Conic Integer Programming

二次曲线整数规划

• 批准号: 0700203
• 负责人: Alper Atamturk
• 金额: $ 27.76万
• 依托单位: University of California-Berkeley
• 依托单位国家: 美国
• 项目类别: Standard Grant
• 财政年份: 2007
• 资助国家: 美国
• 起止时间: 2007-06-01 至 2011-05-31
• 项目状态: 已结题
• 来源: https://www.nsf.gov/awardsearch/showAward?AWD_ID=0700203&HistoricalAwards=false
• 关键词: Conic; Integer; Programming

A conic integer program is an integer programming problem with conic constraints. Conic constraints are used in modeling many engineering and science applications, such as recognition and classification of data for diagnosis of diseases, bounding risk and error in diverse areas including digital imaging, communication, and finance. This grant provides funding for the development of a theory of cutting plane algorithms for conic integer programming, as well as design and implementation of computational methods for solving practical applications of conic integer programming problems. A rigorous investigation of the convex hull structure of conic integer programs will be performed. In particular, conic cutting planes for the second-order conic integer constraint set will be developed by decomposing it into its simpler building blocks.If successful, the fundamental development and solution methods that will result from this project will be very useful in a wide range of engineering and science applications involving risk constraints and discrete decisions. One of the immediate outcomes of the project will be the development of novel cutting planes that can be used in branch-and-bound solvers for conic mixed integer programming. The employment of such cuts are expected to improve the performance of these software systems significantly.

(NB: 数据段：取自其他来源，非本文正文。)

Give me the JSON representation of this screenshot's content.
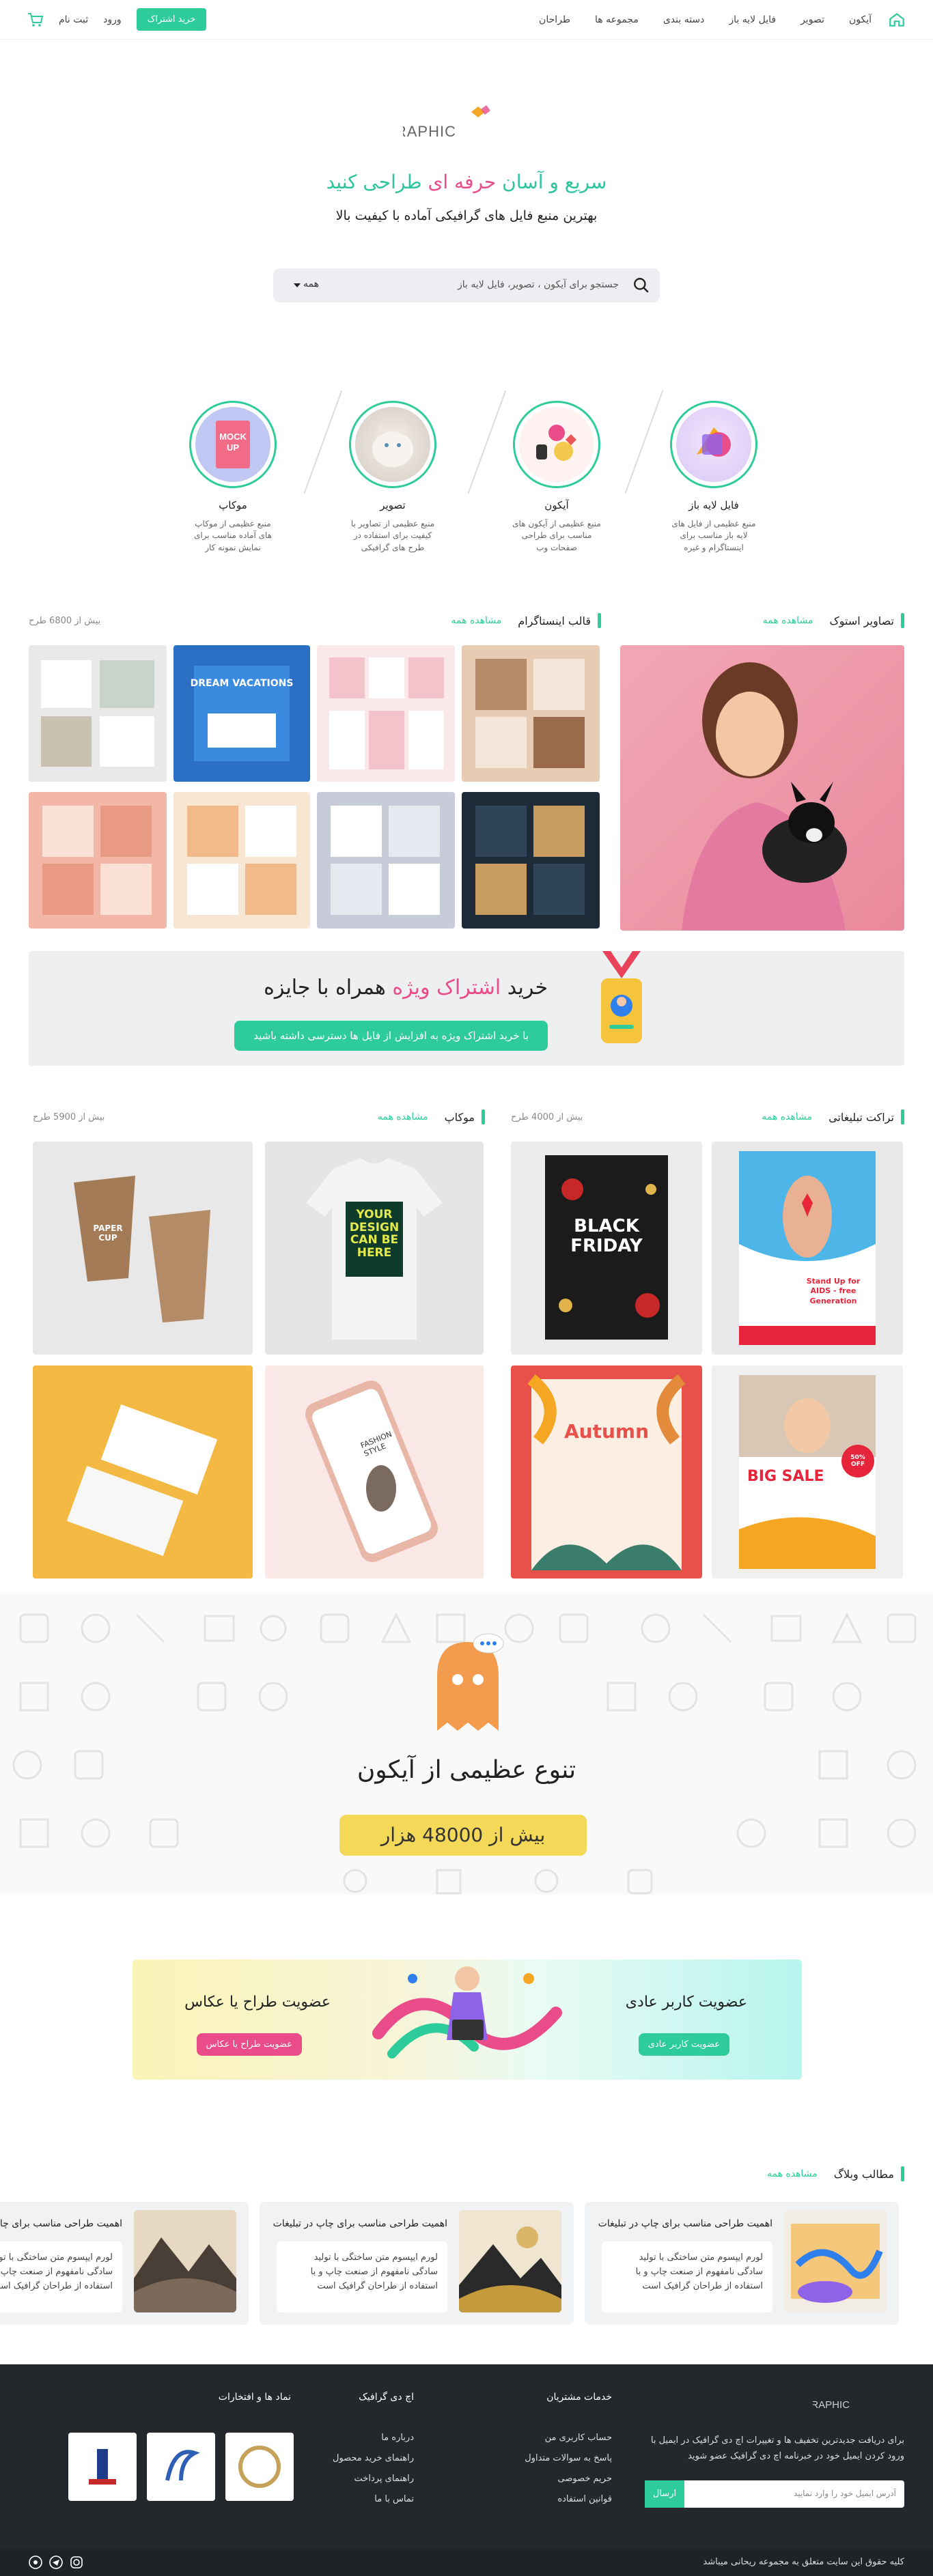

二次整数规划是具有二次约束的整数规划问题。圆锥曲线约束用于许多工程和科学应用的建模，例如疾病诊断数据的识别和分类，包括数字成像、通信和金融在内的不同领域的风险和错误边界。该基金将用于发展圆锥整数规划的切割平面算法理论，以及设计和实现解决实际应用的圆锥整数规划问题的计算方法。将对二次整数程序的凸壳结构进行严格的研究。特别是，二阶圆锥整数约束集的圆锥切割平面将通过将其分解为更简单的构建块来开发。如果成功，这个项目的基本开发和解决方法将在涉及风险约束和离散决策的广泛工程和科学应用中非常有用。该项目的直接成果之一将是开发可用于二次混合整数规划的分支定界求解器的新型切割平面。采用这种削减预计将大大提高这些软件系统的性能。